Le projet d’une publication par fascicules successifs s’est interrompu, en effet, après la parution, en juin 1859, de la Contribution à la critique de l’économie politique, autrement dit, sous ce titre, du seul « Chapitre de l’argent » des Grundrisse.

Cette interruption était certes envisagée par l’éditeur Franz Duncker qui s’en était réservé le droit en cas d’insuccès de l’œuvre1.
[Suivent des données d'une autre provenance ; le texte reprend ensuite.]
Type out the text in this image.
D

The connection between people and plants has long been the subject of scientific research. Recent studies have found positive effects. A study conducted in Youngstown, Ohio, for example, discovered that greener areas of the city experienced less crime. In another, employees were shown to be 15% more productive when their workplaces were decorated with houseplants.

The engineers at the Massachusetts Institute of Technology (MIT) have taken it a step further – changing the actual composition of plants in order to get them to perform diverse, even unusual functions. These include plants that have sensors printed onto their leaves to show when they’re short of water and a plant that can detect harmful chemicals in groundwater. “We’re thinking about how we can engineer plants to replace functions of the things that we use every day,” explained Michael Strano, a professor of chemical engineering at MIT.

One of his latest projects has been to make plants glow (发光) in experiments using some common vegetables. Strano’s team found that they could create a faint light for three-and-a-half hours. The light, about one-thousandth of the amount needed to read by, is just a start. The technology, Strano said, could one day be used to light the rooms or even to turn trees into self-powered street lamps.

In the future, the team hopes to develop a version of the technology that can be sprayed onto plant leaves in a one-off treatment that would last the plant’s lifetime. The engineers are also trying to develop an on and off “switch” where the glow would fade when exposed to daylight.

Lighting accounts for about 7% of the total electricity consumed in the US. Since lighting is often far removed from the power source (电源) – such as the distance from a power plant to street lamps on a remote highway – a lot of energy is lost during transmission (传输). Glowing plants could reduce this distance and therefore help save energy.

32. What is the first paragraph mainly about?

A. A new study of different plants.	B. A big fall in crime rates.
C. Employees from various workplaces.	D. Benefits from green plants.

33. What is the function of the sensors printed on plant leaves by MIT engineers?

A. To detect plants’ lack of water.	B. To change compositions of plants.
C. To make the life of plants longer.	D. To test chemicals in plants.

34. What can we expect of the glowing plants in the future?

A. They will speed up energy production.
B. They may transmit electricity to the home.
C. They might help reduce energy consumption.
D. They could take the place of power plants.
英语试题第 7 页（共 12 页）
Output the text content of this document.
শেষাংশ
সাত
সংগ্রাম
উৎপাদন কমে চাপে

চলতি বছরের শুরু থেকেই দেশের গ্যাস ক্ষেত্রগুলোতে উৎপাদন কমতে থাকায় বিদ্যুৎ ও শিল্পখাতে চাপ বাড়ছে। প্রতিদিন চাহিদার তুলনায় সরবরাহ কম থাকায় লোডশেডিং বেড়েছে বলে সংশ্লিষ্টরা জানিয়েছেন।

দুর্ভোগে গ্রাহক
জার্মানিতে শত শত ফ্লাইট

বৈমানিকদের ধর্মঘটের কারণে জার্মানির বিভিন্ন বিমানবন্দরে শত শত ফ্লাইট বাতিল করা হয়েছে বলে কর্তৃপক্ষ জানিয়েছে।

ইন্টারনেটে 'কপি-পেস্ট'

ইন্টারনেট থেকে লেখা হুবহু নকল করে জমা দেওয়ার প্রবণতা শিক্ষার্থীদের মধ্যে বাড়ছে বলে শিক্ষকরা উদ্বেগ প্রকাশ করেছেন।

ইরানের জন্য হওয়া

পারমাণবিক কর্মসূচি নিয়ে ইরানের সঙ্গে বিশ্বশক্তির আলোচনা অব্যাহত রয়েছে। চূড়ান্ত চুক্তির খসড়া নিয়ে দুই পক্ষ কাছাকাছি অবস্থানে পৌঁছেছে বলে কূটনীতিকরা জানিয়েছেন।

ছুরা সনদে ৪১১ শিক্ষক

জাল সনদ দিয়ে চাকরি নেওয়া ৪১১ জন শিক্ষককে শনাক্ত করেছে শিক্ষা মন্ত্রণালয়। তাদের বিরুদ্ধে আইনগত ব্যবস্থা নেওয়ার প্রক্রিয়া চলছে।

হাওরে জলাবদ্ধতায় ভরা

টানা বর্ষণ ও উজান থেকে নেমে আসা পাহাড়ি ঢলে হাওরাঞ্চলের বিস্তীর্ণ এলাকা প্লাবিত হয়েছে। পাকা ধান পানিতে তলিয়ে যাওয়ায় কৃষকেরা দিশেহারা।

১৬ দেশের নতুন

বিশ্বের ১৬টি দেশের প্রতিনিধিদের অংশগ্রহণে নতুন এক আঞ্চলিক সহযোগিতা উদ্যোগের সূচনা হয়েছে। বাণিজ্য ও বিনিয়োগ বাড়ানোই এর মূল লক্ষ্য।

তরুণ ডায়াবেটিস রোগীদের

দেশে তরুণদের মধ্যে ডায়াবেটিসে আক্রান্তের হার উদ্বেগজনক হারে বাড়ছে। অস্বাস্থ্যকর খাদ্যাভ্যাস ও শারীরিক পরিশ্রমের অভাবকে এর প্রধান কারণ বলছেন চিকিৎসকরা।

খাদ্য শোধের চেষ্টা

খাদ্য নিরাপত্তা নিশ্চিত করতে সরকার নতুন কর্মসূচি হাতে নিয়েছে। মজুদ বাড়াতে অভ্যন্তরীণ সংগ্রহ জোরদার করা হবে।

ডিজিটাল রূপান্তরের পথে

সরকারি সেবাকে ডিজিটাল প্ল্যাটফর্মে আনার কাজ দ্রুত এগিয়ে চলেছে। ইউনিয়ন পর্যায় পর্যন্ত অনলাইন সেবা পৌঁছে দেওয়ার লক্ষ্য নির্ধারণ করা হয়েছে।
Marx ne projetait pas moins d’inclure dans cette première livraison les analyses sur le capital, ainsi qu’il le précise à Ferdinand Lassalle dans sa lettre du 11 mars 1858 : « La première livraison devrait, en tout état de cause, constituer un ensemble relatif et comme elle doit contenir les fondements de l’ensemble du développement, il lui serait difficile de faire moins de 5-6 placards. Cependant, je verrai cela lors de la mise au point finale. Elle comprend : 1. Valeur, 2. Argent, 3. Le capital en général (le procès de production du capital, le procès de circulation du capital, l’unité des deux, ou capital et profit, la rente). Cela forme une brochure indépendante2. ».

L’échec éditorial de la Contribution3 explique pour une part l’arrêt de la publication.

Cette interruption trouve cependant sa principale raison dans les scrupules d’auteur de Marx, sans cesse soucieux de reporter les analyses qu’il estime encore inaccomplies. Cela transparait dans sa lettre à Ferdinand Lassalle du 28 mars 1859, laquelle lui annonce une matière singulièrement restreinte : « Tu verras, lui écrit-il, que la première partie ne comprend pas encore le chapitre principal, c’est-à-dire le troisième, qui traite du capital. J’ai pensé que c’était préférable pour des raisons politiques, car c’est avec le chapitre III que commence la véritable bagarre, et il m’a paru avisé de ne pas effrayer de prime abord4. ».

Il faudra donc attendre encore près de dix ans pour que « commence la véritable bagarre ».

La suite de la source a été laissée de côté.